Book 54: What I Was by Meg Rosoff, isbn 9780765321855, 368 pages, Tor, $26.95

WHAT I WAS was an impulse buy off of the $2 table at a Books-A-Million in Roanoke. The back-cover copy pulled me in (which is what back cover copy is supposed to do on trade paperbacks, after all). The book is narrated by H., nearing the end of a long and seemingly fulfilling life. He reflects on the teenage "relationship that has shaped and obsessed him for nearly a century." That relationship was with a "beautiful boy named Finn, who lives alone in a fisherman's hut by the sea. Their friendship deepens, offering H the freedom and human connection that has always eluded him. But all too soon the idyll that nurtured their relationship is shattered by heart-wrenching scandal."

I wish the book were half as interesting as it sounded. I was expecting, because of the boarding-school-by-the-sea setting, a bit more closeted boy-romance. I was expecting, because of the back cover copy, a revelation partway through the book that rocks the characters' world. Instead, what we get is an excellent "inside his head" character study of H and how he is a) obsessed with the free-spirit but not socially adept Finn and b) oblivious to the schoolmate in his own dorm who could be his only friend if H would just stop to think about it. Even from the vantage of his later years, H is brutally honest about his own teenage motivations, how his lust and fear combined to alienate him from everyone except the virtually unknowable Finn. On the mission of creating a very understandable main character, Rosoff succeeds. I won't go so far as to say "this is a British CATCHER IN THE RYE," because I don't think that was Rosoff's intent at all.

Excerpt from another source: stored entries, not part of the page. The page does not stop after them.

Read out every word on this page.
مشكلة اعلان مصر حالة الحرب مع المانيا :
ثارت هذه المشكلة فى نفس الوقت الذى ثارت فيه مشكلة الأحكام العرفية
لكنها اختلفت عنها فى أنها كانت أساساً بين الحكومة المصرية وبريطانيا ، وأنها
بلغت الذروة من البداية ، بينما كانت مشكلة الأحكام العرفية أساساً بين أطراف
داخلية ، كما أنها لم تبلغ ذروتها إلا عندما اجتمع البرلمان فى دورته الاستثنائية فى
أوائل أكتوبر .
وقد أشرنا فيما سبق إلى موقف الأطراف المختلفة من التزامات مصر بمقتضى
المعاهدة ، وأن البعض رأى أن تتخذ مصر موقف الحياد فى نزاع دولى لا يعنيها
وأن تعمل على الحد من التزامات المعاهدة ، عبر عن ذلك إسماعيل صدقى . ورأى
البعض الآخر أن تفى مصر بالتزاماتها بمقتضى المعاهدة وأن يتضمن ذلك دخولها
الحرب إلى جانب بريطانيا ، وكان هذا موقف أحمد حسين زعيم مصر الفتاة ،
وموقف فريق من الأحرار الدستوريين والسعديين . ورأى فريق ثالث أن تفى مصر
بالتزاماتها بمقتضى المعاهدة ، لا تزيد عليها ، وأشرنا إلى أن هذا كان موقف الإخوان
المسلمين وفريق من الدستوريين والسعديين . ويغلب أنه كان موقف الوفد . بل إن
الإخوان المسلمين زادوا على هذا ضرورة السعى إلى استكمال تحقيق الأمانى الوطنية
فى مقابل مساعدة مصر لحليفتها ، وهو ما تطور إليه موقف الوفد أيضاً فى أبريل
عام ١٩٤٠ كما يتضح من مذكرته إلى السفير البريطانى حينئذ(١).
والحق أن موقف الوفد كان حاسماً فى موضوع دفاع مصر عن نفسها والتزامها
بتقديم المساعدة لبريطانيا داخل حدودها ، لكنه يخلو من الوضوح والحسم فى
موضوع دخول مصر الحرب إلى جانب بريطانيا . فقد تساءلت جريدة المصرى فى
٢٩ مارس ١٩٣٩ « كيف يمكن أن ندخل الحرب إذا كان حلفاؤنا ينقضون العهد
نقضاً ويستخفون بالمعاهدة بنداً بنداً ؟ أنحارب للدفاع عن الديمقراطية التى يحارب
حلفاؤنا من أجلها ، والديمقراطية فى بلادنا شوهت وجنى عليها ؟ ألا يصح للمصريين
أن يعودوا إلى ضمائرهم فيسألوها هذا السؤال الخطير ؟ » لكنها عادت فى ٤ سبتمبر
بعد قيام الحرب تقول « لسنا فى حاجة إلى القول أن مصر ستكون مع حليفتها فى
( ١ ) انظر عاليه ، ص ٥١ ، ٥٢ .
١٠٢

There's a similarity in feel in that the narrator is caught up completely in his own world and doesn't really understand what's going on around him (or, if he does, he brushes it aside in favor of what he wants us to think is going on around him), but the similarity in feel is about as far as I'm comfortable taking the comparison. (Besides, aren't we all tired of hearing first-person-teen-boy-narrators described as "the next Holden Caulfield?")

The shocking scandal? It comes way too late in the proceedings and is dispatched fairly quickly in favor of a "here's what the rest of my life was like" ending. The events precipitating the scandal are somewhat brutally described, and I give credit to Rosoff for some terrific writing in that section. I can't say I was completely shocked by what transpires in those pages; in retrospect the hints are all there regarding where this will all go, despite the fact that the book never feels like it's headed in any particular direction at all. What I take exception to is the editors who decided to tout "the heart-wrenching scandal" as the core of the book when it really isn't. If it was meant to be the core of the book, I'd think Rosoff would have taken a little more time with it, teased out more details of the years immediately following the breaking of the scandal -- but it's as if Rosoff, and by extension H, loses interest once those key events play out. The breaking of the scandal and its aftermath are almost glossed over.

As a character study, I can recommend the first two thirds of the book, but I have to say I was disappointed in what feels like a complete lack of energy in the final third.